Michael Locke wrote a paper (rather a brief note) on the structure of septate desmosomes of a caterpillar (Calpodes ethlius). LINK HERE. It shows a possible arrangement of such a structure, honeycombed in one tangential array and in other cuts showing a parallel periodicity. The maganification bars on micrographs are not specific, i have to determine that they represent about 80nm, as remeasured using the size of an insect ribosome as the gold standard. I redrew a diagram (I am not sure why an 16 pronged asterisk like symbol was chosen for his diagram but it is reproduced and edited and overlies a portion of his micrograph of a tangential section of a septate desmosome. Another image from the same micrograph (enlarged to the same degree) has one potential that he recommended for the parallel section of the septate desmosomal honeycomb cells. His bar marker and the ribosome size are added to the images below. A larger scale diagram (slightly modified (with different planes of section that he provided) is included (red asterisk-like structures on the right lower portion of the png. His dimensions of adjacent plasmalemma being 14nm apart dont fit the size in the same micrographs of a typical ribosome. septa are more like 25-30nm lucent area and 40nm dark to dark line. The diameter of one hexagonal structure he named at about 105nm.

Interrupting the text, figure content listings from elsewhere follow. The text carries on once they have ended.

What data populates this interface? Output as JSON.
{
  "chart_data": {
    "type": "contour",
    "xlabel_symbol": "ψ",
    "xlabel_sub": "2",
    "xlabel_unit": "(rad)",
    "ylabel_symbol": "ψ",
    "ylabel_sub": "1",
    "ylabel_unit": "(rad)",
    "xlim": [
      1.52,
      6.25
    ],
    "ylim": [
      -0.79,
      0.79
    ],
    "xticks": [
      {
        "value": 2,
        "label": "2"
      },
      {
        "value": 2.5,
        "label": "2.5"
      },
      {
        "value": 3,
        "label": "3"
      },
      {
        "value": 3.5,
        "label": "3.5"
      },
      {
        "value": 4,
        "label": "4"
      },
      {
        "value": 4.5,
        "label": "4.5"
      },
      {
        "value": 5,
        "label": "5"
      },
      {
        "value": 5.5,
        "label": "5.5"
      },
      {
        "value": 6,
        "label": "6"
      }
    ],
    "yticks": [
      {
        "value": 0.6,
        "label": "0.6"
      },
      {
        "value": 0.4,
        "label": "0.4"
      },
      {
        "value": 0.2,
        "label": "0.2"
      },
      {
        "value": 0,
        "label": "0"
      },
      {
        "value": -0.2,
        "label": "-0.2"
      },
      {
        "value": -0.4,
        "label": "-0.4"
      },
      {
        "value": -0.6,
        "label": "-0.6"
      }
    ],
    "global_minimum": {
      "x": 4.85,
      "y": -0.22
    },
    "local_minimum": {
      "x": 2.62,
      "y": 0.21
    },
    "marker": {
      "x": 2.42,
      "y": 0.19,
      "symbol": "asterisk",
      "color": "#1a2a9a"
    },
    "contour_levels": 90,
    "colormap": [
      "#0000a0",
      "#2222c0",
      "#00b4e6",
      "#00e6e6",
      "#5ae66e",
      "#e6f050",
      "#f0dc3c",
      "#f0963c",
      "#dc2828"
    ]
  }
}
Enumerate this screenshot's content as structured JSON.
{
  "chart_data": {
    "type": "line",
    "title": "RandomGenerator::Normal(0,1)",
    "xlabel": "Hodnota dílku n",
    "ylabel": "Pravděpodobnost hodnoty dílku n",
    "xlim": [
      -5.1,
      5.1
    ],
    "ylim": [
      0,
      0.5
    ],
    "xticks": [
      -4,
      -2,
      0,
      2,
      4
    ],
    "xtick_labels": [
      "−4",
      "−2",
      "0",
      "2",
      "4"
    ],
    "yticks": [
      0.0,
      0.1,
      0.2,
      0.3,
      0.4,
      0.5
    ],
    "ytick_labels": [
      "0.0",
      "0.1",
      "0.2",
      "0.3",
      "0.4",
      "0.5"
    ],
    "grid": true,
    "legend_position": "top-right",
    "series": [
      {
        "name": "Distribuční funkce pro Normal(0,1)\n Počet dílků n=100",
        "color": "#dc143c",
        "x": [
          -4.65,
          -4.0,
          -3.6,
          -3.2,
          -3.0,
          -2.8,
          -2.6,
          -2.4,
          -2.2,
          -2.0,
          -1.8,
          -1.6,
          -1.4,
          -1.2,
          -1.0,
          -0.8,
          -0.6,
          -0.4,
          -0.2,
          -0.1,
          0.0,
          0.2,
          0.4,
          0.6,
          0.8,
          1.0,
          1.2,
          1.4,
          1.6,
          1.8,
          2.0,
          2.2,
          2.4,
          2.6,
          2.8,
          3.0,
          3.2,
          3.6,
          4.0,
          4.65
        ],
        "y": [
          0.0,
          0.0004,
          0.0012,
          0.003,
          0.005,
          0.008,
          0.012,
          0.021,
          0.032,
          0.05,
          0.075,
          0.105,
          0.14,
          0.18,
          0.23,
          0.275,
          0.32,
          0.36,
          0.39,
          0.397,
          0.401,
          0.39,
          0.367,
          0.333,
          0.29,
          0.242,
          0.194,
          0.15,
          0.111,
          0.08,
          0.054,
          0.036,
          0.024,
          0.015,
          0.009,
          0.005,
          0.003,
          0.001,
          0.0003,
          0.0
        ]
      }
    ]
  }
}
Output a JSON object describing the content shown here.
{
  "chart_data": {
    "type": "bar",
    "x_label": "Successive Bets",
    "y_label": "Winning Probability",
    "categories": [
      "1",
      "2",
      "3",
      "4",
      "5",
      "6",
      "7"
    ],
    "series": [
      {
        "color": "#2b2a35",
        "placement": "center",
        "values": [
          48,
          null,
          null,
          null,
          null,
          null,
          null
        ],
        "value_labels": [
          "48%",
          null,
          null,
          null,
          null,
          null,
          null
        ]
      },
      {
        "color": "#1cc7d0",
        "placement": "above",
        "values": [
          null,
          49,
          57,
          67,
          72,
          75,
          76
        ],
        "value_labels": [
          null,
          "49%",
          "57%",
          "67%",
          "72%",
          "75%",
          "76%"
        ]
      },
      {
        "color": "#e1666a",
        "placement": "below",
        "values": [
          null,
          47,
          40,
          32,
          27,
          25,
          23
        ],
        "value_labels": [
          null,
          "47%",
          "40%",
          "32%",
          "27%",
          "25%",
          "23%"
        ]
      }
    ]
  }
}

Just googling what the cadherins might look like in insects and other “bilateral organisms” using the term in the introduction of Sasaki et al, 2017 (LINK HERE) looking at those protein structures, correlating the differences in the extracellular EC repeats, might easily explain the differences in dimensions and organizations of these sepatae (and other) desmosomes.

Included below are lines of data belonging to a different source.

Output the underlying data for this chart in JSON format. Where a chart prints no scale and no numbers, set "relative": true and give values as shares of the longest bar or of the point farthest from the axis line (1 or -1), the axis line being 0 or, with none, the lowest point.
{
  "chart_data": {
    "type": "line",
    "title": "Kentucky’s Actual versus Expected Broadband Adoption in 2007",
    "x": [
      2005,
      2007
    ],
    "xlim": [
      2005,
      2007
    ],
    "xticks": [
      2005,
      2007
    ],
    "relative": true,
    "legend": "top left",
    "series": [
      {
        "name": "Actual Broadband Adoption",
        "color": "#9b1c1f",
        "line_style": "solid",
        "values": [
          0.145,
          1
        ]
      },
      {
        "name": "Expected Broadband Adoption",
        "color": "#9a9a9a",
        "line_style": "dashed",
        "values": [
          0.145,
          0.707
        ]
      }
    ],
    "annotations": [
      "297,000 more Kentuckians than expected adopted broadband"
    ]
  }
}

ONE NOTE: it is clear that there are restricted positions where desmosomes in the mammalian liver are found…. mainly at the junctions of hepatocytes at the point they form the bile canaliculus….  reading from a review by John Pettitt (LINK HERE) he mentions that the classical cadherins are responsible in part for cell polarity.

JUST a note: in the lineup of  evolution, it looks like the transmembrane, and intracellular and the very close extracellular (right next to the transmembrane domain) dont change very much, compared to the pile of extracellular repeats and other kinks.

It is an awesome universe. Life is awesome and complicated. Learning about life is worth the effort required to maintain sanity.